According to a recent survey by J. Howard & Associates, a multicultural consulting company, only 39 percent of employed Americans believe that merit is the most important factor in landing a promotion. The rest cite seniority (26 percent), personal connections (17 percent), or "good luck" (6 percent).

Executives at J. Howard say the poll indicates a fundamental mistrust in the decisions that lead to movements up and down the corporate ladder.

Among those polled, younger workers and African-Americans were much more likely to believe that "who you know" is more important than any other factor.

On the other hand, more than half of workers 65 and older believe strongly that promotions are still most strongly tied to merit.

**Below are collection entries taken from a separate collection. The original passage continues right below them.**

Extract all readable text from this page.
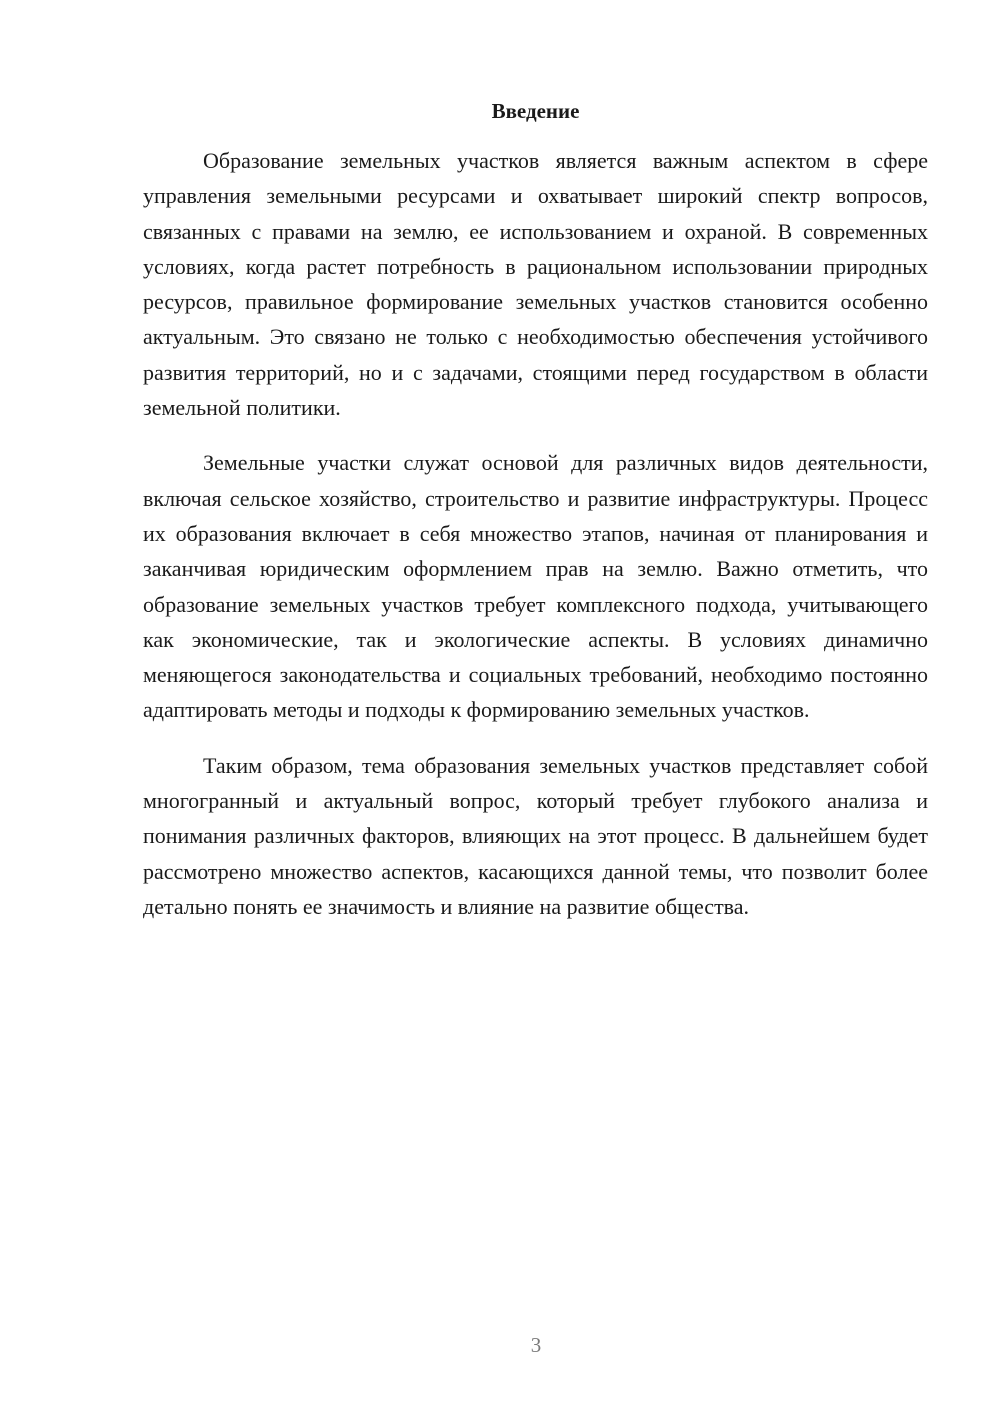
Введение

Образование земельных участков является важным аспектом в сфере управления земельными ресурсами и охватывает широкий спектр вопросов, связанных с правами на землю, ее использованием и охраной. В современных условиях, когда растет потребность в рациональном использовании природных ресурсов, правильное формирование земельных участков становится особенно актуальным. Это связано не только с необходимостью обеспечения устойчивого развития территорий, но и с задачами, стоящими перед государством в области земельной политики.

Земельные участки служат основой для различных видов деятельности, включая сельское хозяйство, строительство и развитие инфраструктуры. Процесс их образования включает в себя множество этапов, начиная от планирования и заканчивая юридическим оформлением прав на землю. Важно отметить, что образование земельных участков требует комплексного подхода, учитывающего как экономические, так и экологические аспекты. В условиях динамично меняющегося законодательства и социальных требований, необходимо постоянно адаптировать методы и подходы к формированию земельных участков.

Таким образом, тема образования земельных участков представляет собой многогранный и актуальный вопрос, который требует глубокого анализа и понимания различных факторов, влияющих на этот процесс. В дальнейшем будет рассмотрено множество аспектов, касающихся данной темы, что позволит более детально понять ее значимость и влияние на развитие общества.

3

Mike Hyter, president and chief executive officer of J. Howard, says US employers have a lot of work to do to change such perceptions.

"Companies have to do a better job communicating what's expected for job advancement and developing employees so that they can succeed," he says.

Investors pull money out of stock funds

According to a monthly survey by the Investment Company Institute (ICI), equity-based mutual funds had a net outflow of $18.5 billion in June, after eight consecutive months of inflows.

The dollar outflow was the the third largest ever, but still amounted to less than 1 percent of total mutual-fund assets. It's important to note that the outflow includes moves by institutional investors (often computer-driven) as well as by small investors. ICI reports that both municipal and taxable bond mutual funds – traditional havens – had modest inflows.

Best, worst states for entrepreneurs

The Small Business Survival Committee (SBSC), a Washington-based lobbying group, released its annual rankings of the policy climates for small businesses and entrepreneurs in the US.

The "Small Business Survival Index" combines 20 government-imposed or government-related costs that have a major impact on small businesses. A few examples include personal and business taxes, property taxes, and healthcare and labor costs. The group hopes the index will influence lawmakers to create a more friendly small business environment.

States friendliest to small business:

1) South Dakota

2) Nevada

3) Wyoming

4) Texas

5) Florida

States least friendly to small business:

46) California

47) New Mexico

48) Minnesota

49) Maine

50) Hawaii

51) District of Columbia

Tall coin for a $20 gold piece from 1933

Last week, Sotheby's auction house sold a 1933 gold Double Eagle to an anonymous bidder for $7.59 million. Not bad considering the face value of the coin: $20.

The gold coin is one of only three thought to exist worldwide. President Franklin Roosevelt ordered the 1933 coins melted down when he moved to take the nation off the gold standard.

At the time, two of the coins were sent to the Smithsonian Institution for historical safe-keeping. A third coin – the one sold at Sotheby's – was somehow smuggled out of the Mint. For years it resided in the collection of Egypt's last monarch, King Farouk.

The coin is thought to be the most valuable in the world. The US Mint says the money from the sale will go to the US Treasury to help fight the war on terrorism.